The Atlantic wrote: “This race disparity within the CUNY system widened most noticeably after the 2008 recession, when CUNY’s bargain tuition rates began drawing more middle-class families. Applications surged. That same year, CUNY increased its math SAT admission requirement 20 to 30 points for the five highly selective colleges. Department of Education records show that by 2012, the number of black public high school students enrolled as freshmen into the system’s top five colleges had decreased by 42 percent. Latinos dropped by 26 percent.”


Not only have recurrent increases in tuition and SAT scores cut into minority enrollment in the top five senior colleges, but also since 1992, the SEEK Program has been cut in half. For decades SEEK offered racial minorities a doorway to senior colleges, but that door, too, has been steadily closed.

African Americans and Latinos now make up 72 percent of public school students. Their gross under-representation in CUNY’s senior colleges is a patent case of institutionalized racism and cries for redress.

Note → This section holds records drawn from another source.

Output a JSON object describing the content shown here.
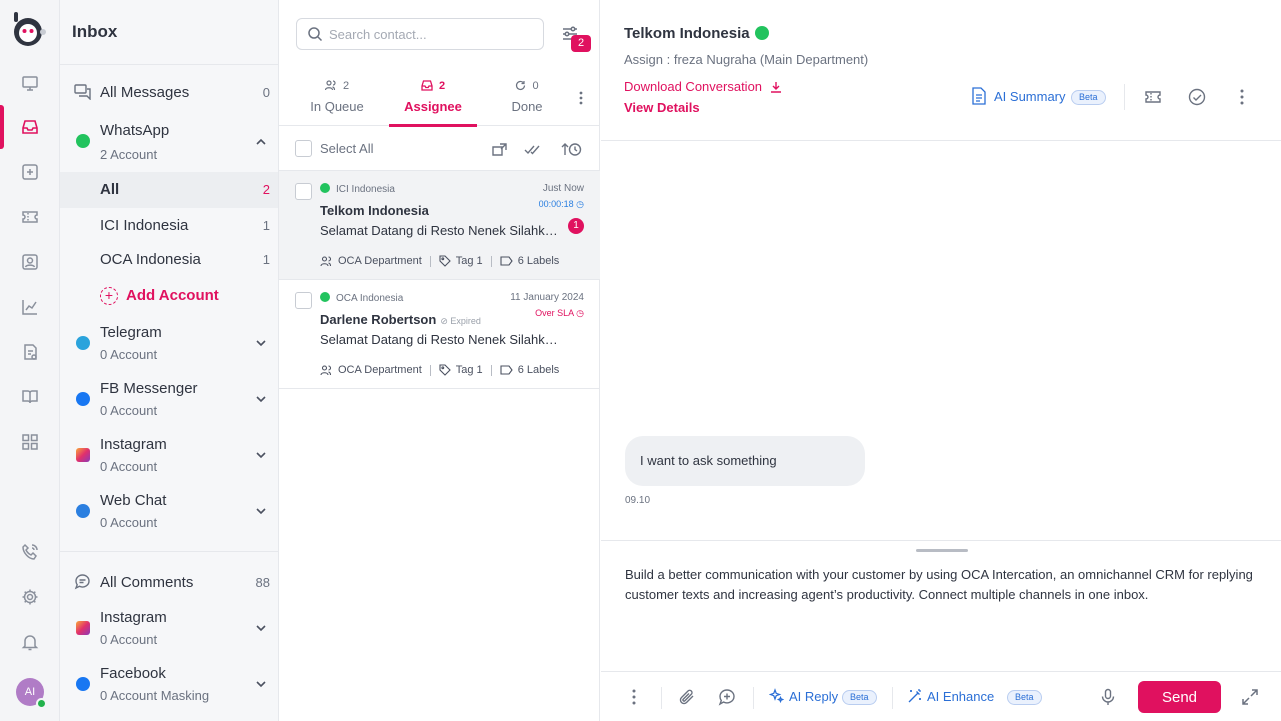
{
  "rail": {
    "avatar_initials": "AI"
  },
  "sidebar": {
    "title": "Inbox",
    "all_messages": {
      "label": "All Messages",
      "count": "0"
    },
    "whatsapp": {
      "label": "WhatsApp",
      "sub": "2 Account",
      "items": [
        {
          "label": "All",
          "count": "2"
        },
        {
          "label": "ICI Indonesia",
          "count": "1"
        },
        {
          "label": "OCA Indonesia",
          "count": "1"
        }
      ],
      "add_account": "Add Account"
    },
    "channels": [
      {
        "label": "Telegram",
        "sub": "0 Account"
      },
      {
        "label": "FB Messenger",
        "sub": "0 Account"
      },
      {
        "label": "Instagram",
        "sub": "0 Account"
      },
      {
        "label": "Web Chat",
        "sub": "0 Account"
      }
    ],
    "all_comments": {
      "label": "All Comments",
      "count": "88"
    },
    "comment_channels": [
      {
        "label": "Instagram",
        "sub": "0 Account"
      },
      {
        "label": "Facebook",
        "sub": "0 Account Masking"
      }
    ]
  },
  "list": {
    "search_placeholder": "Search contact...",
    "filter_badge": "2",
    "tabs": [
      {
        "count": "2",
        "label": "In Queue"
      },
      {
        "count": "2",
        "label": "Assignee"
      },
      {
        "count": "0",
        "label": "Done"
      }
    ],
    "select_all": "Select All",
    "conversations": [
      {
        "channel": "ICI Indonesia",
        "time": "Just Now",
        "timer": "00:00:18",
        "name": "Telkom Indonesia",
        "expired": "",
        "message": "Selamat Datang di Resto Nenek Silahkan Pesan Makanan",
        "unread": "1",
        "department": "OCA Department",
        "tag": "Tag 1",
        "labels": "6 Labels"
      },
      {
        "channel": "OCA Indonesia",
        "time": "11 January 2024",
        "timer": "Over SLA",
        "name": "Darlene Robertson",
        "expired": "Expired",
        "message": "Selamat Datang di Resto Nenek Silahkan Pesan Makanan",
        "unread": "",
        "department": "OCA Department",
        "tag": "Tag 1",
        "labels": "6 Labels"
      }
    ]
  },
  "chat": {
    "contact_name": "Telkom Indonesia",
    "assign": "Assign : freza Nugraha (Main Department)",
    "download": "Download Conversation",
    "view_details": "View Details",
    "ai_summary": "AI Summary",
    "beta": "Beta",
    "bubble_text": "I want to ask something",
    "bubble_time": "09.10",
    "composer_text": "Build a better communication with your customer by using OCA Intercation, an omnichannel CRM for replying customer texts and increasing agent’s productivity. Connect multiple channels in one inbox.",
    "ai_reply": "AI Reply",
    "ai_enhance": "AI Enhance",
    "send": "Send"
  }
}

What can PSC do to address the inequities that are baked into the system and result in a two-tier system, whereby the top five senior colleges are populated primarily by white and Asian students and the community colleges by black, Latino and other minority students? We have a responsibility and the power within our own domain to influence policy and enact change.

Stephen Steinberg is a distinguished professor of urban studies at Queens College and the Graduate Center. He thanks Dean Savage, a professor of sociology at Queens College, for his insights for this article.